학술논문

Calculated Comparisons: Manufacturing Societal Causal Judgments by Implying Different Counterfactual Outcomes
Document Type
Journal Articles
Reports - Research
Author
Jamie Amemiya (ORCID 0000-0001-6946-4717); Gail D. HeymanCaren M. Walker
Source
Cognitive Science. 2024 48(2).
Subject
Causal Models
Evaluative Thinking
Logical Thinking
Social Problems
COVID-19
Pandemics
Public Health
Public Policy
College Students
Persuasive Discourse
Beliefs
Language
English
ISSN
0364-0213
1551-6709
Abstract
How do people come to opposite causal judgments about societal problems, such as whether a public health policy reduced COVID-19 cases? The current research tests an understudied cognitive mechanism in which people may agree about what "actually" happened (e.g., that a public health policy was implemented and COVID-19 cases declined), but can be made to disagree about the counterfactual, or what "would have" happened otherwise (e.g., whether COVID-19 cases would have declined naturally without intervention) via comparison cases.

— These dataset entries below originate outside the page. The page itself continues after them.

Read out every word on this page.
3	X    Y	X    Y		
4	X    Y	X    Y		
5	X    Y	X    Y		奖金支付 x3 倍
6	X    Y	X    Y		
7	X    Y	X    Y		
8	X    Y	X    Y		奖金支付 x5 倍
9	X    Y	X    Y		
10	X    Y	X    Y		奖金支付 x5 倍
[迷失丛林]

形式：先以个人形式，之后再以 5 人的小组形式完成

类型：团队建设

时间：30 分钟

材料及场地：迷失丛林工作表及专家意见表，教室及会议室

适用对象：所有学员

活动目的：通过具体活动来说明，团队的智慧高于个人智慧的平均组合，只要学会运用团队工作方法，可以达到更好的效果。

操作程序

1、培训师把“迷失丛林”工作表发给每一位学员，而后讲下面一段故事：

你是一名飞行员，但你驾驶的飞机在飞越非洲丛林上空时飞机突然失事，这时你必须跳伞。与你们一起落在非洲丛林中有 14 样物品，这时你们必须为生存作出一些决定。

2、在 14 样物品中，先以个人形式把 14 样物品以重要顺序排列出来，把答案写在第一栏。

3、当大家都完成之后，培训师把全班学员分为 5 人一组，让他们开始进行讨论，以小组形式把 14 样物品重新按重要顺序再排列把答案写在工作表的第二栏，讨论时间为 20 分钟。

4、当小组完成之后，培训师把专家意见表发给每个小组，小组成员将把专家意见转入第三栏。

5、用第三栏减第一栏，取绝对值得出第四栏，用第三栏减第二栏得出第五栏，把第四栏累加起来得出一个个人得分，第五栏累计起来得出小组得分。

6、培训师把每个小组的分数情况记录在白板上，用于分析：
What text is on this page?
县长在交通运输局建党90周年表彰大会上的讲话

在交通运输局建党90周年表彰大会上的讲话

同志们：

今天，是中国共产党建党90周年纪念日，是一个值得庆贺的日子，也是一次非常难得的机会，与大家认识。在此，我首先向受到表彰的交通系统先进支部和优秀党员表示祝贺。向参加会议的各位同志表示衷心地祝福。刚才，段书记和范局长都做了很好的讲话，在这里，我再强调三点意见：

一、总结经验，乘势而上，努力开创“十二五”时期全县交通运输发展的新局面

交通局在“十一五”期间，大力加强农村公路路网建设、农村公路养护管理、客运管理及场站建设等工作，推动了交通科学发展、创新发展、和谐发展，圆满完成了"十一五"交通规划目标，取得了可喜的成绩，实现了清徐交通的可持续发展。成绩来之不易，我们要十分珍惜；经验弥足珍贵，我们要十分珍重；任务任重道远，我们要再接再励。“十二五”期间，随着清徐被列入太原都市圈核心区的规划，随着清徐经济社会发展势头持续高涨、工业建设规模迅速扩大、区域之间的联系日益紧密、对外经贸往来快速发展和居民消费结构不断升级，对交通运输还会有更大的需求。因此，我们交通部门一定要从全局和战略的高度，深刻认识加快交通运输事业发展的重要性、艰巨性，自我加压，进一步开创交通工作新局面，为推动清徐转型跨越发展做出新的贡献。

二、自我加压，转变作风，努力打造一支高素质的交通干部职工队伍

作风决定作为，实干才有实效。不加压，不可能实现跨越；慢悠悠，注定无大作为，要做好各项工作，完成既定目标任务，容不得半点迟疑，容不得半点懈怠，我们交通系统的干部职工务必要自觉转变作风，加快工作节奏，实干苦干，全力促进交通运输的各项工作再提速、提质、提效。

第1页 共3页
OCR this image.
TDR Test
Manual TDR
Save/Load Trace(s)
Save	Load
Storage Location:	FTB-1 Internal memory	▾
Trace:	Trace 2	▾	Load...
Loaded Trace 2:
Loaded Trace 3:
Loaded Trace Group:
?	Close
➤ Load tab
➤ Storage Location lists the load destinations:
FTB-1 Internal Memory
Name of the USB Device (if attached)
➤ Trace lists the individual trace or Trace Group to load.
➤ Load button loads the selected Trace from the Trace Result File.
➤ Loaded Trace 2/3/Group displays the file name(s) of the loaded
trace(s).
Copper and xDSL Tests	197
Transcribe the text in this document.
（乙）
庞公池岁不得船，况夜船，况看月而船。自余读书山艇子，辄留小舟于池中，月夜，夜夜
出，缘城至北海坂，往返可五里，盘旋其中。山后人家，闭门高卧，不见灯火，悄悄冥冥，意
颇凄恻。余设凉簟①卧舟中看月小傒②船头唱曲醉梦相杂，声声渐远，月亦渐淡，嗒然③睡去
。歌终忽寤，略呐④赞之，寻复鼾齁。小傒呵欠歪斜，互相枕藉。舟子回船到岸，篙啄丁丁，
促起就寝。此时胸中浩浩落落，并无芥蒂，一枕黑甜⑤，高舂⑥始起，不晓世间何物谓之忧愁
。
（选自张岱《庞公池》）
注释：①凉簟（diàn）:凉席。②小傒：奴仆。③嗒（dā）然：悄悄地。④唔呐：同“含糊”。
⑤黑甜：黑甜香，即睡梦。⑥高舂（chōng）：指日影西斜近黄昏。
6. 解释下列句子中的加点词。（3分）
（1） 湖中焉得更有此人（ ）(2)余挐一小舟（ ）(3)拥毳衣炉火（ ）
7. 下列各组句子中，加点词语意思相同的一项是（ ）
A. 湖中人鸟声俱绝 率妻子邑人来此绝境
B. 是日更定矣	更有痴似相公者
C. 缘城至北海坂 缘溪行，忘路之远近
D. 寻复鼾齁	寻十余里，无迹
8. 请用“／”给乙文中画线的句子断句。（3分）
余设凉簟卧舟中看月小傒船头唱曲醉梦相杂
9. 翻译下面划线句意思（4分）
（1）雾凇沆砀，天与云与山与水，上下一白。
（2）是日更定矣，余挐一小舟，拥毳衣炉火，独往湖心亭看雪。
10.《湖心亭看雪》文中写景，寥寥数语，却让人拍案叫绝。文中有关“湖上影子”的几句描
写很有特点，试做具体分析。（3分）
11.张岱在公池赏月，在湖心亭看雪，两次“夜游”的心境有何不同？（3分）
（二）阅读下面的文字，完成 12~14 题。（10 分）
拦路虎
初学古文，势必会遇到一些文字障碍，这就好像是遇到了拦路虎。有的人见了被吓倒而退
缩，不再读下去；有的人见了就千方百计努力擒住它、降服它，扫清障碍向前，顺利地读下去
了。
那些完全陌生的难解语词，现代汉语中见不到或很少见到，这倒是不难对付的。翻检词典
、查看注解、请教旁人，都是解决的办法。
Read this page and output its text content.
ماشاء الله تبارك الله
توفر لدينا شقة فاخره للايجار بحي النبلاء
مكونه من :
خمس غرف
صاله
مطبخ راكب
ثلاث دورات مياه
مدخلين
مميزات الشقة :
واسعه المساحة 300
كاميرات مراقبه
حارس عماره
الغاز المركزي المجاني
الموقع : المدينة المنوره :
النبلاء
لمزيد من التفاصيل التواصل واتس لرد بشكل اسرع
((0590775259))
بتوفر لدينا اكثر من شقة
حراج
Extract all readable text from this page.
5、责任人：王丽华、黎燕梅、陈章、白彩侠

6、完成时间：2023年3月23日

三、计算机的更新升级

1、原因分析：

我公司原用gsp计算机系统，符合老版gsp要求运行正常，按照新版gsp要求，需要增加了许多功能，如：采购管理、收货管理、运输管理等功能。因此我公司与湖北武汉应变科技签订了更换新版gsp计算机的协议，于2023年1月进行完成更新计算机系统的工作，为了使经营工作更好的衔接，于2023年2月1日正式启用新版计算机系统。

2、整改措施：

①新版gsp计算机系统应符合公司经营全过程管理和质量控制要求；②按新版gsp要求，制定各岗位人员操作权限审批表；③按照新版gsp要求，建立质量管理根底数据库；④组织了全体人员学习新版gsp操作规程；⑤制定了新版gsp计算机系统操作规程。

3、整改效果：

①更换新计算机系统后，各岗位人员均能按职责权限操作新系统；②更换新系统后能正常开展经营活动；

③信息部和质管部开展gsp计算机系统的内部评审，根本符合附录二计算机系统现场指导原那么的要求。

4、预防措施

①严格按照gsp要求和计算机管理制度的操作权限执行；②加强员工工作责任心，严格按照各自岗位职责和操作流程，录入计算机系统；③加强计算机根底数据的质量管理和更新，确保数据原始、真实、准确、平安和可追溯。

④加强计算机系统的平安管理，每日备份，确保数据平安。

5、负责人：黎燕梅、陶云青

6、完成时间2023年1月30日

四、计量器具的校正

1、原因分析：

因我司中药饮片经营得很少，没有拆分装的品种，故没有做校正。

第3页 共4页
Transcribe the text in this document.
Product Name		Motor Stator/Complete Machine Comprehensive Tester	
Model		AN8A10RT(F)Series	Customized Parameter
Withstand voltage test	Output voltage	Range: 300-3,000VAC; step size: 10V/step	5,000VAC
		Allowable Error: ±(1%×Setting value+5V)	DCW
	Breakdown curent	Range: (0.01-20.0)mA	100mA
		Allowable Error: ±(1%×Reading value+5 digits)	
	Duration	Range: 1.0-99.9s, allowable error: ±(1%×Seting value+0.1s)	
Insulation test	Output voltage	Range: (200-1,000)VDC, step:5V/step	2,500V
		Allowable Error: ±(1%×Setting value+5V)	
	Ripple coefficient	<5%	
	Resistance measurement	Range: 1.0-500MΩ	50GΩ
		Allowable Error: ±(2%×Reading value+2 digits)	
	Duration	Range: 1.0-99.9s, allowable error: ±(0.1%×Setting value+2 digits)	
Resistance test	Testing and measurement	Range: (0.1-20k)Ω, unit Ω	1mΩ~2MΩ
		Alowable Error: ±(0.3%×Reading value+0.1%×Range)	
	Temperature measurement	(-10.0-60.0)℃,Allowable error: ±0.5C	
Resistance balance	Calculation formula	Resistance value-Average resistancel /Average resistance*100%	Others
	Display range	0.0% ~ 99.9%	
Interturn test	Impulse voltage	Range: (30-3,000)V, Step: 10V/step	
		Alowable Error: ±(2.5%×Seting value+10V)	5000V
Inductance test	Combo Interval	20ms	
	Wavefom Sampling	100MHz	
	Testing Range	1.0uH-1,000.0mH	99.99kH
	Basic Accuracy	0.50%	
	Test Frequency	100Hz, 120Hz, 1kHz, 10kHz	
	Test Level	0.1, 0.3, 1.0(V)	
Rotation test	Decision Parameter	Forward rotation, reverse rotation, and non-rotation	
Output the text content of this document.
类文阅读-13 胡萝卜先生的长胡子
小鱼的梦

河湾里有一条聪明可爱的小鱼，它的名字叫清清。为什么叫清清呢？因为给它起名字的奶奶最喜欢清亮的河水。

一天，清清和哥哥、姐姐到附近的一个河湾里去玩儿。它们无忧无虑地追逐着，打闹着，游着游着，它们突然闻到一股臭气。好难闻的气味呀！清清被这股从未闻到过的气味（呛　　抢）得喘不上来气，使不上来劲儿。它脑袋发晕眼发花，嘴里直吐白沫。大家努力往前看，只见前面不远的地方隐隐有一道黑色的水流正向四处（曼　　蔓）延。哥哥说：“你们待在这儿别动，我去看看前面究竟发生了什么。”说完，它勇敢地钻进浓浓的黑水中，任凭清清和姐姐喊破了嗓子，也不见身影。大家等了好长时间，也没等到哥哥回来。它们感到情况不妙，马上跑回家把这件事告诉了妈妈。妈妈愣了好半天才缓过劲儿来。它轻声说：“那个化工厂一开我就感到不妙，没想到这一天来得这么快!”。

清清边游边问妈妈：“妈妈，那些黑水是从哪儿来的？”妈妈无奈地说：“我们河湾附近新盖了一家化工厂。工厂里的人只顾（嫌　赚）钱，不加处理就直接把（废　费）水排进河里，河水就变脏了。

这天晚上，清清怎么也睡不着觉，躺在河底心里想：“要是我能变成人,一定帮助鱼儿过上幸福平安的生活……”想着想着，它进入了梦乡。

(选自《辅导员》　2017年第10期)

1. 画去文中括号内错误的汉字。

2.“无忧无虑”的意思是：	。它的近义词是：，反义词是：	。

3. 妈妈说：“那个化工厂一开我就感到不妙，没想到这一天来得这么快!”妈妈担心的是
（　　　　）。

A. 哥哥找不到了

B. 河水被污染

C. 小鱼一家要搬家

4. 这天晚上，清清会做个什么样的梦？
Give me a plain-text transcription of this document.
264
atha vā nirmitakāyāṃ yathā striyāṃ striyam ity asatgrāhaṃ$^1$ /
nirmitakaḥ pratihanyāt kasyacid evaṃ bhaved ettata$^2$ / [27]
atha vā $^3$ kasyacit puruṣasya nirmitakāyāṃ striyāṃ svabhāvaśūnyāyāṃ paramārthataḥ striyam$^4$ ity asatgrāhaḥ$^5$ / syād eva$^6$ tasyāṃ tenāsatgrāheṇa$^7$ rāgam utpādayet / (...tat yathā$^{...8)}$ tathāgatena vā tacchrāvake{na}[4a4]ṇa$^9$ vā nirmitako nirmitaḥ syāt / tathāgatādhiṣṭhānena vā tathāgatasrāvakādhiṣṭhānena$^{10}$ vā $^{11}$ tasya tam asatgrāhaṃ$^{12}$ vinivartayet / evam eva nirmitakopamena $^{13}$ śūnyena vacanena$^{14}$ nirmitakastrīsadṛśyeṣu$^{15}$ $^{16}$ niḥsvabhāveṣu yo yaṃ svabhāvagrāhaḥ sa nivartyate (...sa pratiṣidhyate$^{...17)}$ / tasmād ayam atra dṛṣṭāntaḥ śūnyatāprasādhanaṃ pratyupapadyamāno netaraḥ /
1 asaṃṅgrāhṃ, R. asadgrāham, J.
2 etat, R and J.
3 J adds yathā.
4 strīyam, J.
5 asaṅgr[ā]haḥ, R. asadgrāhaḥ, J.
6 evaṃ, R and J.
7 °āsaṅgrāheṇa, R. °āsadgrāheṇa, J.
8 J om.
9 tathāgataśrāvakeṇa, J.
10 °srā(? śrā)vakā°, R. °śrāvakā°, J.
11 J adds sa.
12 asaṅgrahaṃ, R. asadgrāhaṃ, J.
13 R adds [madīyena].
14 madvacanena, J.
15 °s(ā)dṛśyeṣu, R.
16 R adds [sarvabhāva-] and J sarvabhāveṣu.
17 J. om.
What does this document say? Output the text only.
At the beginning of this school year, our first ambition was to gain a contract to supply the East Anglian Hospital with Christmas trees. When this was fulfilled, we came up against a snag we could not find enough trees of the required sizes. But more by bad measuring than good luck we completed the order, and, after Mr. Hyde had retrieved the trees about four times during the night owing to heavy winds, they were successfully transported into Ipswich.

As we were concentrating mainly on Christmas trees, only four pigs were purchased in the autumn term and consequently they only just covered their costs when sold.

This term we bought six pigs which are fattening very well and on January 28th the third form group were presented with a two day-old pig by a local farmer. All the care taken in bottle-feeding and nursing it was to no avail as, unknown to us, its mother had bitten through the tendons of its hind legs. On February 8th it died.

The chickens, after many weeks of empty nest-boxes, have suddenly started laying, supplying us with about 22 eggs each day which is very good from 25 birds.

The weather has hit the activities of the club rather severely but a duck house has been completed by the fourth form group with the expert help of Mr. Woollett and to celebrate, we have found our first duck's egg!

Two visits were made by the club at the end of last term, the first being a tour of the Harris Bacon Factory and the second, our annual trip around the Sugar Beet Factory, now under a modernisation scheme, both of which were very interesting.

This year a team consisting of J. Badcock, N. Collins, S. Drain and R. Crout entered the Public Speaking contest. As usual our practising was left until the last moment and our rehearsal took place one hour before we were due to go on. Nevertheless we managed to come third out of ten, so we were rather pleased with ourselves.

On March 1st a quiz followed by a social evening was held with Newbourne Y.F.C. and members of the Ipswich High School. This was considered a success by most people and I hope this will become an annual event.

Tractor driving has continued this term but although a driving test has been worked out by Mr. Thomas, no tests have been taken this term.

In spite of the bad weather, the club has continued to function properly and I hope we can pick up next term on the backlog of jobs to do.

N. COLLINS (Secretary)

Across two preregistered studies (total N = 480), participants reasoned about the implementation of a public policy that was followed by an immediate decline in novel virus cases. Study 1 shows that people's judgments about the causal impact of the policy could be pushed in opposite directions by emphasizing comparison cases that imply different counterfactual outcomes. Study 2 finds that people recognize they can use such information to influence others. Specifically, in service of persuading others to support or reject a public health policy, people systematically showed comparison cases implying the counterfactual outcome that aligned with their position. These findings were robust across samples of U.S. college students and politically and socioeconomically diverse U.S. adults. Together, these studies suggest that implied counterfactuals are a powerful tool that individuals can use to manufacture others' causal judgments and warrant further investigation as a mechanism contributing to belief polarization.